Adds Jonathan Zittrain, a professor at Harvard Law School, "It may well be a binding contract, but it doesn't say anything about damages. The contract isn't broken until the statuette is, say, sold -- at which point there's not much to be done against the seller, since he or she no longer owns it.
The only question would be what damages the academy could collect--the
Some collectors are refusing to be cowed. Mario Cortesi, a Swiss movie buff, has purchased several Oscars to add to his collection of film memorabilia. His first purchase -- a 1951 Best Picture Oscar for An American in Paris for $16,000 from the Collector's Bookstore -- was made in 1989.

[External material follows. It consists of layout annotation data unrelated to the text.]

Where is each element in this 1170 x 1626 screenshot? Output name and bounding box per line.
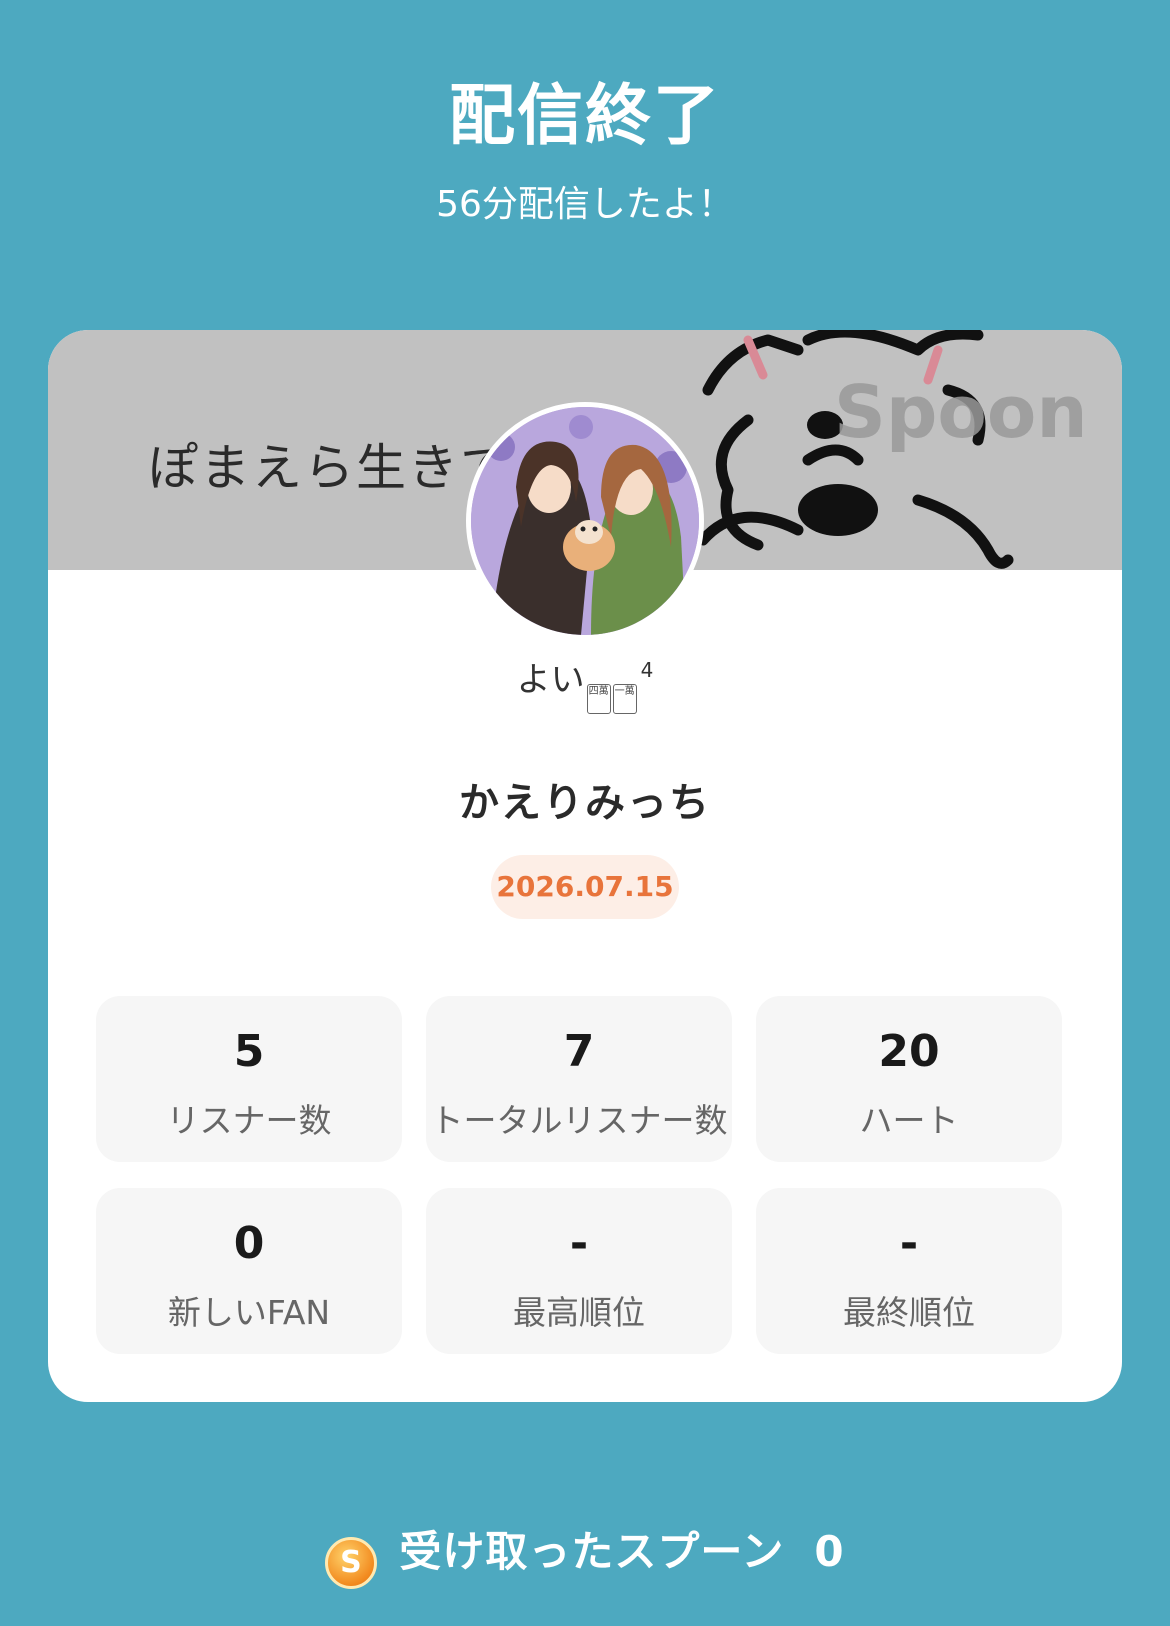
stat-listeners: 5 リスナー数 <box>96 996 402 1162</box>
header-title: 配信終了 <box>449 77 721 154</box>
nickname-text: よい <box>516 660 585 700</box>
stat-label: ハート <box>859 1101 959 1140</box>
avatar-illustration <box>471 407 699 635</box>
spoon-coin-icon: S <box>325 1537 378 1589</box>
stat-label: 最終順位 <box>843 1293 975 1332</box>
date-badge: 2026.07.15 <box>491 855 679 919</box>
display-name: かえりみっち <box>459 780 711 826</box>
avatar[interactable] <box>466 402 704 640</box>
spoon-watermark: Spoon <box>834 370 1088 454</box>
stat-final-rank: - 最終順位 <box>756 1188 1062 1354</box>
stat-total-listeners: 7 トータルリスナー数 <box>426 996 732 1162</box>
stat-value: 0 <box>233 1218 265 1269</box>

Though he is reluctant to divulge the specifics of his collection, he says he bought the statuettes because of his interest in the history of filmmaking. "I bought the Oscars for myself," he says. "They are not an investment, and they are not on display."
Sotheby's and Christie's have so far avoided auctioning off newer Oscars, but both houses are doing a brisk business in older statuettes. In June 1999, Sotheby's sold the 1939 Best Picture Oscar for Gone With The Wind to pop star Michael Jackson for a record price of $1.5 million. And, in recent years, Christie's has sold four pre-1950 Oscars for a combined take of more than $1.5 million.
The academy's ban has induced strange economic behavior from some very famous people. In July 2001, DreamWorks Animation co-founder Steven Spielberg -- who has two Best Director Oscars of his own, for Schindler's List and Saving Private Ryan -- purchased Bette Davis' 1938 Best Actress Oscar for Jezebel for $578,000, then returned it to the academy.
The academy promptly locked up the statuette in its vaults; it rarely displays old Oscars. Other celebrities who have bought Oscars and returned them to the academy include actor Kevin Spacey (who paid $157,000 for George Stoll's 1945 Oscar for Anchors Aweigh) and movie mogul Lew Wasserman.
Refreshingly, certain famous buyers are treating the statuettes for what they are: movie memorabilia. Magician David Copperfield keeps the 1943 Best Director Oscar for Casablanca, purchased in 2003 for $232,000, in his bedroom.
Though he says he both understands and respects the position of the Academy, "Objects should be where they do the most good." Copperfield says the Oscar would do more good for him -- the symbol of excellence is a source of inspiration for his own work -- than it would in a closet filled with other statuettes at the academy.